Peccato che il 9 giugno, però, si eleggeranno i legislatori europei, che contano, in realtà, più di quelli nazionali, se è vero che, secondo autorevoli calcoli, almeno il 70 per cento delle legislazioni nazionali deriva da norme decise da governi e parlamentari a Bruxelles. Peccato anche che i deputati europei non possono essere membri dei governi nazionali, dunque in caso di elezione, anche sull’onda di un successo strepitoso alle urne, Meloni e gli altri leader dovrebbero o abbandonare il governo nazionale per dare il loro meglio all’Eurocamera oppure dovrebbero rinunciare all’elezione, come è già successo troppe volte in passato, far passare un primo dei non eletti che è probabilmente un personaggio di peso politico molto più scarso, e tornarsene a Roma a fare il mestiere che fanno adesso.
Europa come strumento, o di propaganda (con attacchi, o anche osanna, agli “euroburocrati”), o di misurazione del proprio consenso, di tenzone tra leader. Per poi dire, come ha fatto ieri Meloni, che sì, le piacerebbe avere una nuova maggioranza di destra al Parlamento, ma che, tutto sommato, anche la popolare tedesca Ursula von der Leyen potrebbe succedere a sé stessa. Si conferma insomma un ruolo marginale dell’Italia in Europa, di un’Italia che sempre più vota da sola contro provvedimenti adottati a larga maggioranza, che sul Mes riesce a mettersi contro tutti, sempre da sola, mentre gli altri andranno avanti proteggendo i loro sistemi finanziari e noi resteremo scoperti. Un’Italia che, alla fine, resta nel mainstream confermando von der Leyen al suo posto.
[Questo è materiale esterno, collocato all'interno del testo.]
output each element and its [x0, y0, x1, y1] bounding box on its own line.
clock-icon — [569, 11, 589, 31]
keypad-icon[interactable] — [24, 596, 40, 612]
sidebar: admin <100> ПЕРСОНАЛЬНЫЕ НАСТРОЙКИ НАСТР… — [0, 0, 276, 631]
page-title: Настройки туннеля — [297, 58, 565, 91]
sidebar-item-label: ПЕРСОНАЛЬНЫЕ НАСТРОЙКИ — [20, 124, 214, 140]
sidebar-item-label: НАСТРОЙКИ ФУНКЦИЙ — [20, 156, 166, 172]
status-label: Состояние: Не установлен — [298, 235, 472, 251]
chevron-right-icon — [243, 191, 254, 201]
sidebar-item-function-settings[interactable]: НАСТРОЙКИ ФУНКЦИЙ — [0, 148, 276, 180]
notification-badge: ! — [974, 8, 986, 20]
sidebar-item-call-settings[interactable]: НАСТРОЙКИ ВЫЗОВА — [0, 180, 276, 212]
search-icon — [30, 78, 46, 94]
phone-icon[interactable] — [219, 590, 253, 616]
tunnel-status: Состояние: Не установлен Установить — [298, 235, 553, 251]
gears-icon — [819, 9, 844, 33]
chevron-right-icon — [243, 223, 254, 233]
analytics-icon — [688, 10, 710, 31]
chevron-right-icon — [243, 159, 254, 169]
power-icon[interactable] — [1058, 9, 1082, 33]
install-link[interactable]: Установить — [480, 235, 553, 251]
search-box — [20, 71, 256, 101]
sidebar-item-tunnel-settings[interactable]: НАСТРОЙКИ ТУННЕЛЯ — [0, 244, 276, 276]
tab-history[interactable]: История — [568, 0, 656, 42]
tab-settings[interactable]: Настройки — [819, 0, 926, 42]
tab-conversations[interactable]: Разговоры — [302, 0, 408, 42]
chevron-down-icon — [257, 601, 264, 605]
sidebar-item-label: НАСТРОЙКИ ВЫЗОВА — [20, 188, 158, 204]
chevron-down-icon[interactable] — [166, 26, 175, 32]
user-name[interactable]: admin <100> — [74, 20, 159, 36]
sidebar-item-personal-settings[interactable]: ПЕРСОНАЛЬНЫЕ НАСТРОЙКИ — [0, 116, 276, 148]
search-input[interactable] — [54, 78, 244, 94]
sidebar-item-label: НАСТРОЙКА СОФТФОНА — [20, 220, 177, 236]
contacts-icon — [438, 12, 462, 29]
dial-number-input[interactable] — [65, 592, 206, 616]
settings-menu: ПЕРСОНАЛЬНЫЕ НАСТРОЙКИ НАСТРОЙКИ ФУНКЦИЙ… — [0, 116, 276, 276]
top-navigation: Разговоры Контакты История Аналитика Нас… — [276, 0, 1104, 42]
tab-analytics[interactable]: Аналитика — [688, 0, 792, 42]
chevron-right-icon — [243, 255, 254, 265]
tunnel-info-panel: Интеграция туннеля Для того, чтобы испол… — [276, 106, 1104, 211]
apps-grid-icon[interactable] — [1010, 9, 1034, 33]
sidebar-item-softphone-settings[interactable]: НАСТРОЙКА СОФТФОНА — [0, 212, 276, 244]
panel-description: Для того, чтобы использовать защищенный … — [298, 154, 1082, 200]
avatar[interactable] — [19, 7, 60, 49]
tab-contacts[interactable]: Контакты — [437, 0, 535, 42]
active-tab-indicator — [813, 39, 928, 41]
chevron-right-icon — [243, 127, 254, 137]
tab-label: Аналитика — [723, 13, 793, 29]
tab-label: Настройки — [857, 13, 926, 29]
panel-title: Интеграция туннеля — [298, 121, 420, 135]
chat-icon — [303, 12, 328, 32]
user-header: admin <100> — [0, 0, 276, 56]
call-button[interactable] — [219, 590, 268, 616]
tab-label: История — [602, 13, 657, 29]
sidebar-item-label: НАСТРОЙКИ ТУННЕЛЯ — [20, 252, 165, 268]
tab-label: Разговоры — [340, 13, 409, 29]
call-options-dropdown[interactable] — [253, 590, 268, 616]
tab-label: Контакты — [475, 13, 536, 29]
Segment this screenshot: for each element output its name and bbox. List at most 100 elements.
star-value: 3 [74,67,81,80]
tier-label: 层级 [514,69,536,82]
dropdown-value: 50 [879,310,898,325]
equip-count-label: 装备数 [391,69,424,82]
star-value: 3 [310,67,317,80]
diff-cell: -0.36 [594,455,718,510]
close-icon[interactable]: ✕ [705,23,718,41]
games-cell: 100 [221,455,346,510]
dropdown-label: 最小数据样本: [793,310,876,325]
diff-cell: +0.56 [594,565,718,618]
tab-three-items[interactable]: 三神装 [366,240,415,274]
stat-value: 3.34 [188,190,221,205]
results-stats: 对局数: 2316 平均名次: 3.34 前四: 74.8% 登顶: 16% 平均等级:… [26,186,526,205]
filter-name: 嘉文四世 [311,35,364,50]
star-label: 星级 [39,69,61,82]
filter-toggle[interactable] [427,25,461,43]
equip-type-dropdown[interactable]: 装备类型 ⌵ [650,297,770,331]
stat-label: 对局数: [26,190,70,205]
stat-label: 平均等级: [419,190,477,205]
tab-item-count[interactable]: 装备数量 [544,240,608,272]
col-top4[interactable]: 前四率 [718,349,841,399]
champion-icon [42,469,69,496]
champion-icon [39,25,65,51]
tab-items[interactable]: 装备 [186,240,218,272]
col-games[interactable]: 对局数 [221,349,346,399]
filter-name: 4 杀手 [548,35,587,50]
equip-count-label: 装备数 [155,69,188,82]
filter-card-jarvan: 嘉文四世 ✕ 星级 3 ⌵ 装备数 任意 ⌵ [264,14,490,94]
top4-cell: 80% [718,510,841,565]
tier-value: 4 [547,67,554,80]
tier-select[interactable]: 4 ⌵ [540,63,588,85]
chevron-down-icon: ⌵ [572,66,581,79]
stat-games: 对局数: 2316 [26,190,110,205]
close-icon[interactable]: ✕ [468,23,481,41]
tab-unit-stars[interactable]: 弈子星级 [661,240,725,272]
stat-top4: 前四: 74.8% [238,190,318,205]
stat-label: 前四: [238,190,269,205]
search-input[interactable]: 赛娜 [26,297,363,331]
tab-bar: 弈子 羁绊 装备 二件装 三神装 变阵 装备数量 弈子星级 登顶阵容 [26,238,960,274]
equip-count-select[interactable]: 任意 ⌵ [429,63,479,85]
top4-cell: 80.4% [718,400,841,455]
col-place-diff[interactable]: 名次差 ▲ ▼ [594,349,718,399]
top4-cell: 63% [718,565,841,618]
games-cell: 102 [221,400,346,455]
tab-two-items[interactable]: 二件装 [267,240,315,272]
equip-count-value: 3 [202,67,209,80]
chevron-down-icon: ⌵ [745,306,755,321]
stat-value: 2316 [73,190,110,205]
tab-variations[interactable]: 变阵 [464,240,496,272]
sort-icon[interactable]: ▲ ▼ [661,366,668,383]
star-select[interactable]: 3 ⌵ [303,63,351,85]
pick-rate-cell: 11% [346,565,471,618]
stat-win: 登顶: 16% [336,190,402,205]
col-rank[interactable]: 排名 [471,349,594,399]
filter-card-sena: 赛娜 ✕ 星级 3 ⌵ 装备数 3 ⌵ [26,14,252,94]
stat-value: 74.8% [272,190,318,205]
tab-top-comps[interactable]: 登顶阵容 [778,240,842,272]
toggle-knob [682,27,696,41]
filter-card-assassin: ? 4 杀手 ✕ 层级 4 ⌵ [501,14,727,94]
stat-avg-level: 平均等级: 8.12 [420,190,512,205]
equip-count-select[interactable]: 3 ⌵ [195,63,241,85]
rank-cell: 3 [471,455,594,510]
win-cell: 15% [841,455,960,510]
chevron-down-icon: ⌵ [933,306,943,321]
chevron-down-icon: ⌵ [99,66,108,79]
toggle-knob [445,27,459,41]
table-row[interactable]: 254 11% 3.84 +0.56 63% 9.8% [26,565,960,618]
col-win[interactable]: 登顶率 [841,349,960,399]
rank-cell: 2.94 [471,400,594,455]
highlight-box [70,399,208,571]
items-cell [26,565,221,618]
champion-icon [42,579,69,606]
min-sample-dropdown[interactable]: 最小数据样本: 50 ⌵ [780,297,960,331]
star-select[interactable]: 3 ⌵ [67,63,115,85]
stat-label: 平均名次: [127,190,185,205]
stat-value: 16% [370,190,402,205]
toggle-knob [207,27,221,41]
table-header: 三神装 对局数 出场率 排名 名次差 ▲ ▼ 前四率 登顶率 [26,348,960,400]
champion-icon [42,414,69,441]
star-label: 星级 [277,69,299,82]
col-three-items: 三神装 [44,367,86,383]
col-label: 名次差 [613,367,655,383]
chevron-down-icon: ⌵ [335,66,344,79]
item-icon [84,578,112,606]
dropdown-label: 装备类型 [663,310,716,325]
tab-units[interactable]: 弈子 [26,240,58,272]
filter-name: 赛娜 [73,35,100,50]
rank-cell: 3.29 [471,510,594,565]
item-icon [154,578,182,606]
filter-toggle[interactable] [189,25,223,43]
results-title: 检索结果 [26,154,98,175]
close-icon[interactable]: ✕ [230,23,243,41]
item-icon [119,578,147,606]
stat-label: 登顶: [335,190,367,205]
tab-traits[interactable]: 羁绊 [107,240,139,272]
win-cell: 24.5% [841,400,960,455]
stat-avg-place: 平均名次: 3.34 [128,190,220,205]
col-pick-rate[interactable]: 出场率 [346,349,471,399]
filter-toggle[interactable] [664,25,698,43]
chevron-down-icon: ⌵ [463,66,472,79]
Peso vicino allo zero, dunque, e la scelta di essere un peso piuma. Anche solo considerare di usare le elezioni europee come palestra (o piscina) tutta nazionale vuol dire distogliere l’attenzione dalla materia vera del voto, vuol dire cancellare il ruolo programmatico dell’Italia nella prossima legislatura, perché i candidati di punta (che cancellerebbero le corse di tutti gli altri con il peso del loro nome) poi non siederanno mai in quell’Aula, dove al loro posto andranno persone che non si saranno potute presentare agli elettori come dovrebbero, che saranno scelte, probabilmente, con logiche tutte interne di partito senza neanche considerare se nel loro curriculum c’è qualcosa che le renderebbe utili a Bruxelles.
Nel 2022, commentando la scelta di tanti eminenti parlamentari europei italiani di lasciare Strasburgo per il Parlamento italiano scrivemmo su questo giornale che “l’Unione europea, come capita spesso, è bistrattata, è per la propria carriera una seconda scelta, per le proprie politiche o bastone o carota da agitare davanti agli elettori, a seconda delle posizioni, a seconda del momento”. E aggiungemmo perché non si scegliesse di “dimostrare quanto importante è l’Unione europea per l’Italia, quanto l’Italia tiene al suo ruolo a Bruxelles? Perché, forse, non ci si tiene, o, almeno, non ci tengono tutti. Dunque il Parlamento europeo si trasforma talvolta in palestra per nuovi dirigenti, ma più spesso, purtroppo, in dorata casa di riposo per vecchie glorie”.
La nuova maggioranza al governo, a quanto pare, viste le riflessioni in corso annunciate dalla premier, ci ha confermato la correttezza di queste previsioni. Infelici per l’Italia.